Baik si pencipta lagu maupun Nasida Ria yang menyanyikan lagu itu sama-sama memiliki spirit pembebasan. Di balik nuansa religi grup legendaris itu, tersimpan semangat yang luar biasa menyuarakan amanat kemanusiaan. Sampai kini, di tengah perebutan wilayah yang menjadikan Yerusalem sebagai ibu kota Israel sehingga menjadikannya kontroversi dan kerapkali memicu konflik dengan Palestina, lagu tersebut masih relevan didengarkan untuk menggugah kesadaran bersama. Maka, usaha menerjemahkan lagu itu ke dalam bahasa Inggris perlu dilakukan supaya bisa diakses publik internasional.
Apa sebab sehingga karya musik menjadi perlu di tengah situasi dunia penuh konflik? Musik sebagai bahasa universal yang dapat dipahami oleh semua orang, tanpa memandang asal-usul kultur, agama, dan sosial-politik, semakin sering ditampilkan sebagai bagian dari diplomasi kebudayaan di perkampungan global sekarang ini. Dengan kata lain, musik diharapkan dapat mencairkan kebekuan antar komunitas internasional dengan segala permasalahan maupun prasangka yang melingkupinya.

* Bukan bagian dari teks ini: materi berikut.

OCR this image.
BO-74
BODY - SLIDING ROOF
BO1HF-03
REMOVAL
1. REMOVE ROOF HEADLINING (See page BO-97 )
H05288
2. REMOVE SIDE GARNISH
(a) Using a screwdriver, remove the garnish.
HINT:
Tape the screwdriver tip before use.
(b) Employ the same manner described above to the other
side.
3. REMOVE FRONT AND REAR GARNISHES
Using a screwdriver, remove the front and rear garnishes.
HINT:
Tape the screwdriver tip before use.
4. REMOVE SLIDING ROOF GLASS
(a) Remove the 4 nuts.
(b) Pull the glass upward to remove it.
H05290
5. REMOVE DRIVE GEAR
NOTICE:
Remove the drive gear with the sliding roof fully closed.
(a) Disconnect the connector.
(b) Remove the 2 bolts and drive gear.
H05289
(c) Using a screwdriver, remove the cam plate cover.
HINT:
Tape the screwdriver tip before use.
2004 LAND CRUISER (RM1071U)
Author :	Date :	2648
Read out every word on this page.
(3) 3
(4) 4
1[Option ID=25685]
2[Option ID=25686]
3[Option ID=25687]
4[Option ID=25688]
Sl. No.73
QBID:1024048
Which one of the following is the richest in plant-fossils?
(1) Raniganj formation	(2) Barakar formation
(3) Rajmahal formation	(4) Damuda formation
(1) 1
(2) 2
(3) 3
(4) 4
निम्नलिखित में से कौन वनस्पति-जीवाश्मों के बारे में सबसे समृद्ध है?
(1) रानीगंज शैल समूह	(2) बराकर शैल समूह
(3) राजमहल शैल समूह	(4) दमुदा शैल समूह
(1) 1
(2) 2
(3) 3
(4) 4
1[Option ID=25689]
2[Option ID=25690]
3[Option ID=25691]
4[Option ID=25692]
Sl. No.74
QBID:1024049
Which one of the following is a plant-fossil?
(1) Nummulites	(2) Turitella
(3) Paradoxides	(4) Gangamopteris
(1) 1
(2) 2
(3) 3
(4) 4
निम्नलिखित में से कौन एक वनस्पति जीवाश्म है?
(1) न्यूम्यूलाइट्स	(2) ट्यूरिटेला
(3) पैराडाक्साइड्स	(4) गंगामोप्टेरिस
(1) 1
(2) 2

Mencermati konflik Israel-Palestina, suara Indonesia dengan jumlah penduduk muslim mayoritas di dunia turut menentukan, karena Indonesia dengan jumlah pulau, etnis, bahasa, dan keyakinan pemeluk agama yang beragam mampu hidup damai. Demikian itu sebaik-baiknya teladan bagi banyak negara-negara lain di muka bumi ini.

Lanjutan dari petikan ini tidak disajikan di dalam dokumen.